May 16, 2012
When invoking the Great Filter as an explanation for the Great Silence, we have yet to determine the exact nature of the filter. It's conceivable, though unlikely, that it resides in our past (fingers are crossed that this is the case). If so, the rise of prokaryotes and eukaryotes is probably what we're looking for.
But, if the filter resides in our future, the question needs to be asked, What is it exactly that prevents civilizations from embarking on interstellar colonization?
One of the stronger, though more disturbing suggestions, is that all civilizations destroy themselves before they can send out a wave of self-replicating colonization probes. For the sake of this particular argument, let's assume that doom is in fact the Great Filter. If this is the case, what could it be, and when would it happen?
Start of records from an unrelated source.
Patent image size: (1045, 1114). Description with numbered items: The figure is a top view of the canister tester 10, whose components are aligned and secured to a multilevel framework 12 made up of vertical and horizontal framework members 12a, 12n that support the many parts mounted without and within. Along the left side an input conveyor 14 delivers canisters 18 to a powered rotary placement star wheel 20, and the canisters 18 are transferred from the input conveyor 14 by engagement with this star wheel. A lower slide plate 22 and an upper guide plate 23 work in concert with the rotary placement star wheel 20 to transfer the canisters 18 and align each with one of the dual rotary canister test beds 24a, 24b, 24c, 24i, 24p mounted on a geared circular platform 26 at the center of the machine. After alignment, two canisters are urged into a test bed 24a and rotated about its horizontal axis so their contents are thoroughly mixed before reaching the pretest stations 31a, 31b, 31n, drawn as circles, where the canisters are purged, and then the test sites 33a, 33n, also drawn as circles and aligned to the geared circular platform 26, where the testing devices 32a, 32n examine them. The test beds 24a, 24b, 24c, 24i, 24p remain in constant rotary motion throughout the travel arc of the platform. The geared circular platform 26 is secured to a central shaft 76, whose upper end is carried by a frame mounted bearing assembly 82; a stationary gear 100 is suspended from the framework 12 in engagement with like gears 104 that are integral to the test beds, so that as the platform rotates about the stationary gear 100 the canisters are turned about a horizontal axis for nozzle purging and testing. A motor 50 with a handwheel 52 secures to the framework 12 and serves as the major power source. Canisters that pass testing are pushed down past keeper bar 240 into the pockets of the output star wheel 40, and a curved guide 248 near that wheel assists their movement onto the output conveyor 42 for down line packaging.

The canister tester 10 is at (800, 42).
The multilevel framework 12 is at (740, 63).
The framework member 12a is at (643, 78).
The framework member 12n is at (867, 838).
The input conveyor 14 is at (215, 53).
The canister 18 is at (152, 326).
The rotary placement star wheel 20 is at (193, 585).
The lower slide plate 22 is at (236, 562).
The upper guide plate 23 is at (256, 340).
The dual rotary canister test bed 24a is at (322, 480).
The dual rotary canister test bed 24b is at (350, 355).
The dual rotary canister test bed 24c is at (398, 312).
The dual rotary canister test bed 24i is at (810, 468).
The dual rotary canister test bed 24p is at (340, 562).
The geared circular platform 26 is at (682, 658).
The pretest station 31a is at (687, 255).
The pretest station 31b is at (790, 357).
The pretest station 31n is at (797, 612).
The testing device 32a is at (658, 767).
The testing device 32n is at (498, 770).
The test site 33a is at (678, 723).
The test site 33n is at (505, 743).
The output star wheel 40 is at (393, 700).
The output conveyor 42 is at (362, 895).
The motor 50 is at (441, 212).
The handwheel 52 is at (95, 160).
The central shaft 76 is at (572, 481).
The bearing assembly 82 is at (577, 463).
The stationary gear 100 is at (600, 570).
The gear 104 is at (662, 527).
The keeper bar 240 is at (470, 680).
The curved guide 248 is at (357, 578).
It's probably not environmental devastation, as that's a weak force for something that's supposed to be existentially catastrophic, nor does it seem universal as far as extraterrestrial civilizations are concerned. It's more reasonable to suggest, therefore, that something in our technological arsenal will destroy us. It's clearly not nuclear weapons, as we've figured out a way to live alongside their presence; there's even talk of disarmament. So, it has to be something we come up with in our future. And whatever that technology is, it has to be completely uncontainable and catastrophic.
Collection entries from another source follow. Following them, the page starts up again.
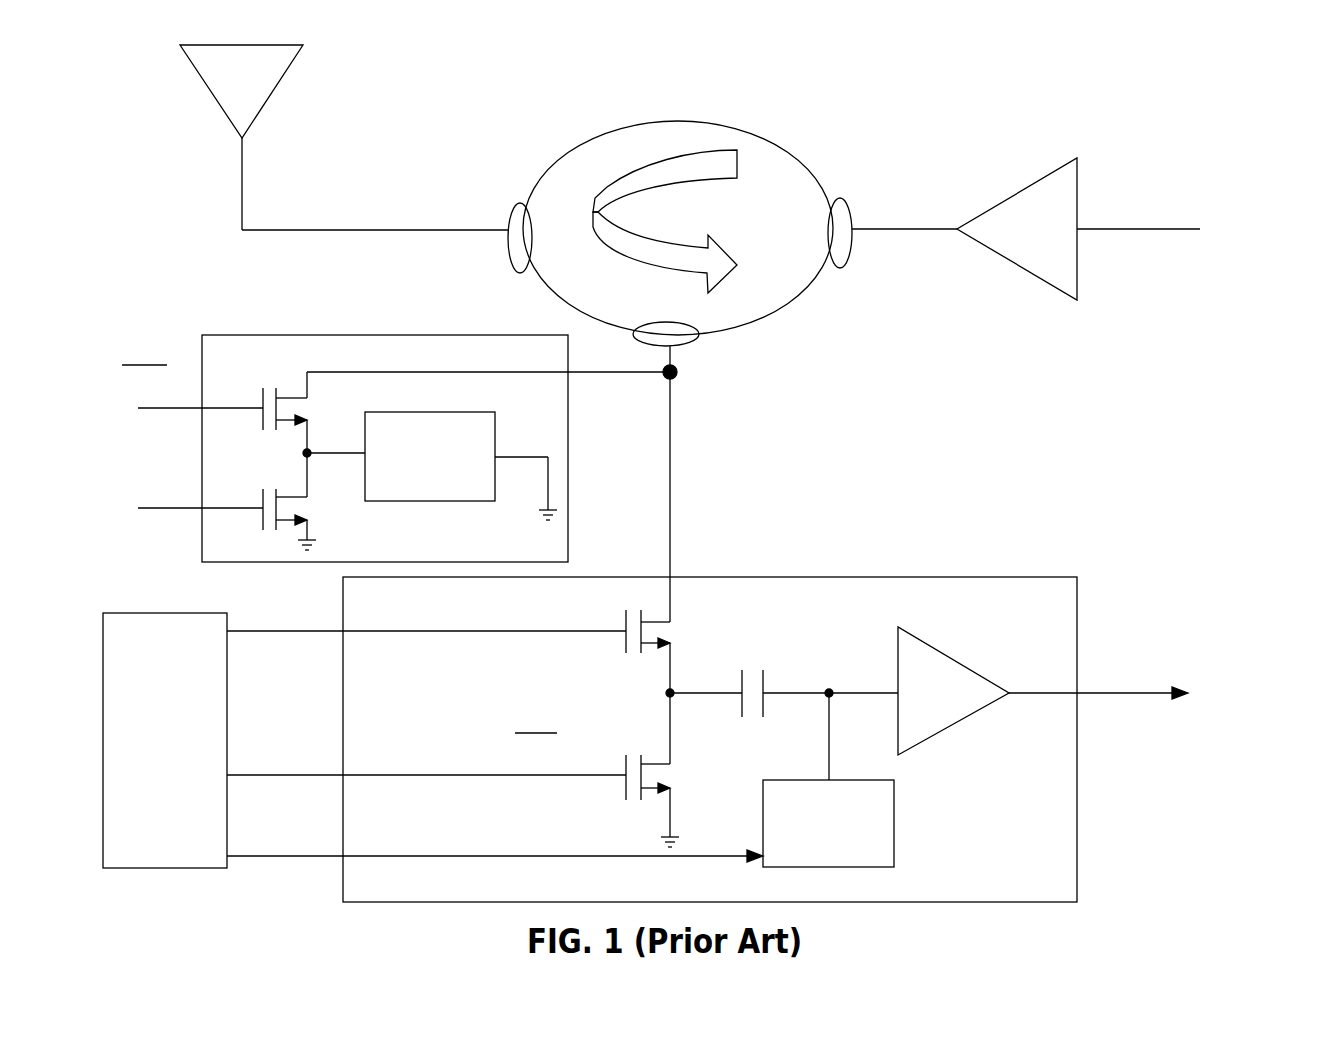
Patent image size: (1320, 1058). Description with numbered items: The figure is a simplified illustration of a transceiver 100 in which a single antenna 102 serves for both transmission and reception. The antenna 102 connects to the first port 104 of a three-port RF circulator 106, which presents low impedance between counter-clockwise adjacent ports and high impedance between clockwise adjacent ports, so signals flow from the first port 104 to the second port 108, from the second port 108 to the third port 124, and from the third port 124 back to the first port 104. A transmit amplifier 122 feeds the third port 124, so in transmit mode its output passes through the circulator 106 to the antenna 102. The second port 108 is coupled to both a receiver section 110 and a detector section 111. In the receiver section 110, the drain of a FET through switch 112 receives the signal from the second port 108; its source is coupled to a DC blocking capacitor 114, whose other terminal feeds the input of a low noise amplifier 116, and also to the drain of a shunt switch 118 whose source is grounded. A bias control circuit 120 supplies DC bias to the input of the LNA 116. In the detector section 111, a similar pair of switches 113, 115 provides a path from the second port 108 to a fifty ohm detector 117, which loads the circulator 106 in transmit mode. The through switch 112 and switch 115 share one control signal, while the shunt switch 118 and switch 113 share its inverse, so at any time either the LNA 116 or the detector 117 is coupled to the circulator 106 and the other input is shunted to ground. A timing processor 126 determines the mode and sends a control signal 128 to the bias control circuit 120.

The transceiver 100 is at (982, 114).
The antenna 102 is at (260, 98).
The first port 104 is at (515, 203).
The three-port Radio Frequency (RF) circulator 106 is at (700, 132).
The second port 108 is at (695, 342).
The receiver section 110 is at (821, 605).
The detector section 111 is at (305, 335).
The through switch 112 is at (620, 645).
The switch 113 is at (270, 386).
The direct current (DC) blocking capacitor 114 is at (729, 708).
The switch 115 is at (273, 486).
The low noise amplifier (LNA) 116 is at (937, 667).
The 50 ohm detector 117 is at (493, 427).
The shunt switch 118 is at (634, 754).
The bias control circuit 120 is at (882, 787).
The transmit amplifier 122 is at (1088, 190).
The third port 124 is at (853, 212).
The timing processor 126 is at (364, 740).
The control signal 128 is at (433, 857).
Only two things come to mind: molecular nanotechnology and machine superintelligence.
Given that doom has to come before the launch of self-replicating probes, this indicates that we have to experience doom prior to the invention of diamondoid data storage and nanocomputing along with the requisite robotics and AI capacities; these are the ingredients to von Neumann probes. It also means doom before, or at the point of, the advent of strong artificial general intelligence (because an SAI could develop probe-enabling technologies). This would suggest that either (1) the onset of machine superintelligence is somehow causing the filter or (2) the precursors to probe-enabling nanotechnology are fatally catastrophic in all instances (e.g. weaponized molecular nanotechnology).
If this is the case, then I would expect doom no earlier than 25 years from now, but no later than 50-75 years from now.
There's also the possibility, of course, of a wildcard technology (either through convergence or something we haven't considered yet).
Again, I'm not suggesting that doom is certain — there are other non-doom explanation for the Fermi Paradox. I'm just venturing down this particular line of inquiry.